Next, I recommend a reassessment of the structures that were targeted during the initial evaluation. For example, if I found decreased mobility of the AA joint on the eval day, I would definitely be sure to reassess that prior to performing a manipulation - if warranted. With daily activity, joint mobility, flexibility, etc. can easily change due to something that happened between treatment sessions. And if a previously hypomobile joint is now normal, why mobilize it? Now I am not saying we should perform a complete re-examination of the objective section, but if the plan for the day involved manual therapy, I recommend assessing the targeted structures first. In cases like SIJ Dysfunction, maybe you reassess the pelvic alignment each session. How thorough you need to be is determined by dysfunction location, severity of injury, and various individual patient factors.
After finding the dysfunctional areas of mobility, I typically perform my manual therapy. My goal is to give the patient as much mobility in the limited structures as possible to the norm. Any limitation can lead to a compensation of hypermobility in adjacent or distant structures that may be the source of the pain. With the sedentary aspects of our lives, degeneration has become an expected normal development. While we would like to acquire true normal motion in everyone, it is not always feasible. I should note that some clinicians may prefer the patient do a warm-up prior to manual therapy or the reassessment as that may have an impact on treatment performance and clinical findings. Personally, I determine the need of a warm-up based on each individual patient. (I also should note not every patient requires manual therapy).
Once I have completed my manual therapy, I go back to reassessing. Is the previous hypomobile joint now hypermobile? Is the previously painful motion or action now pain-free or less painful? We need to be certain our manual therapy had the desired outcome. As Nick Rainey states in a previous guest post, this is know as an asterisk sign (test-treat-retest). We may find that our previous assessment was inaccurate or that we need to spend a little more time with manual therapy in order to reach our goal.
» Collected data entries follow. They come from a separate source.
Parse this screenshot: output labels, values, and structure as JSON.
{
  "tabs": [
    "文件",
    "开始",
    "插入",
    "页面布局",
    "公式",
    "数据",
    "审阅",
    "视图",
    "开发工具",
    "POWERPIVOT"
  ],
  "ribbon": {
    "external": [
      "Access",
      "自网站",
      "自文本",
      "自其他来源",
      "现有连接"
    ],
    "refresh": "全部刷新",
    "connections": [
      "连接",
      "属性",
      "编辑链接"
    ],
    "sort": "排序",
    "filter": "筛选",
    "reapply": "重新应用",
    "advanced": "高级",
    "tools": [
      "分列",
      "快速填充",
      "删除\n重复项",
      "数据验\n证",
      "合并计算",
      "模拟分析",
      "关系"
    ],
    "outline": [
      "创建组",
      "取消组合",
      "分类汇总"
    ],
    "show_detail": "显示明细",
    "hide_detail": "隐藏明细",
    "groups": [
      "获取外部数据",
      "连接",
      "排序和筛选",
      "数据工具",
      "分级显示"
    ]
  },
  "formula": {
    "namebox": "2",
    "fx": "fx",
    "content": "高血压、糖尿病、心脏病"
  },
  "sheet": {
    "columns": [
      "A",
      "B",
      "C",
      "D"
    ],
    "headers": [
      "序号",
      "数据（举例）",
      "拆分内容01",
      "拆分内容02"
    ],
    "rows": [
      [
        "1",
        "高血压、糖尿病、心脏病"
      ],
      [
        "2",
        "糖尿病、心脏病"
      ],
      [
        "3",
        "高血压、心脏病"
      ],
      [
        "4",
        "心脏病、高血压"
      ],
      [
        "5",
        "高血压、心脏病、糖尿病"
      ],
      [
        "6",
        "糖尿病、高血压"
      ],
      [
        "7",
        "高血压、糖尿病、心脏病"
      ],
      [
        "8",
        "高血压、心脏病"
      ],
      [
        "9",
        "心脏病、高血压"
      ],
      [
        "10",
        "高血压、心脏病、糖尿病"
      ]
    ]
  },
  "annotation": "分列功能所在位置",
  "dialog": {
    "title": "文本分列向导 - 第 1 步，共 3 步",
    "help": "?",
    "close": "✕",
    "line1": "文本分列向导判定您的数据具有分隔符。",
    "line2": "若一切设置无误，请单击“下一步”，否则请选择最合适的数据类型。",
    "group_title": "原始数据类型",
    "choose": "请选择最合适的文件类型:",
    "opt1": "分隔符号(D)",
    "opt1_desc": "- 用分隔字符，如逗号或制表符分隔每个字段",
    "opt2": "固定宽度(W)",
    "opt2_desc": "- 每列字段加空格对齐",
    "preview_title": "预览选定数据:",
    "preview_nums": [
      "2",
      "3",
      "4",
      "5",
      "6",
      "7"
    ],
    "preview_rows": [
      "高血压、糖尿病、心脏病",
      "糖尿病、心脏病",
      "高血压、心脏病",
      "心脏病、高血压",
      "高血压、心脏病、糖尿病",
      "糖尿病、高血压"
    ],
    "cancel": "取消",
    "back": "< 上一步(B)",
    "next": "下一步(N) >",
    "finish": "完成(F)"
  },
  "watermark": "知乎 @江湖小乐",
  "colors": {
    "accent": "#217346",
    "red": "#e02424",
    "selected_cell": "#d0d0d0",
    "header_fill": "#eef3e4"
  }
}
It is at this time that I proceed to therapeutic exercise/neuro re-ed. I truly believe it is important to complete your manual therapy first before moving this stage. With manual therapy, we often acquire new ranges of motion due to changes in joint mobility/tissue length/neural tension. While this is important, it is essential we use exercises to lock in the changes. We must retrain the body to move in those new ranges; otherwise, we are setting the patient up for re-injury. As Gray Cook has said, our bodies adapt dysfunctions often as a form of protection. If you free up the dysfunctional tissues, you are putting the patient at risk.
Finally, I recommend finishing up each treatment session with another subjective portion. See how the patient immediately responds to that day's work. Some treatments have an immediate effect and again can impact our plan for the next session. As is typical, every patient is different and may require a different sequence for the treatment. This is merely an outline of how I work with my orthopaedic patients typically. There are more than a few indicators for adding, subtracting, or re-ordering the plan for that day!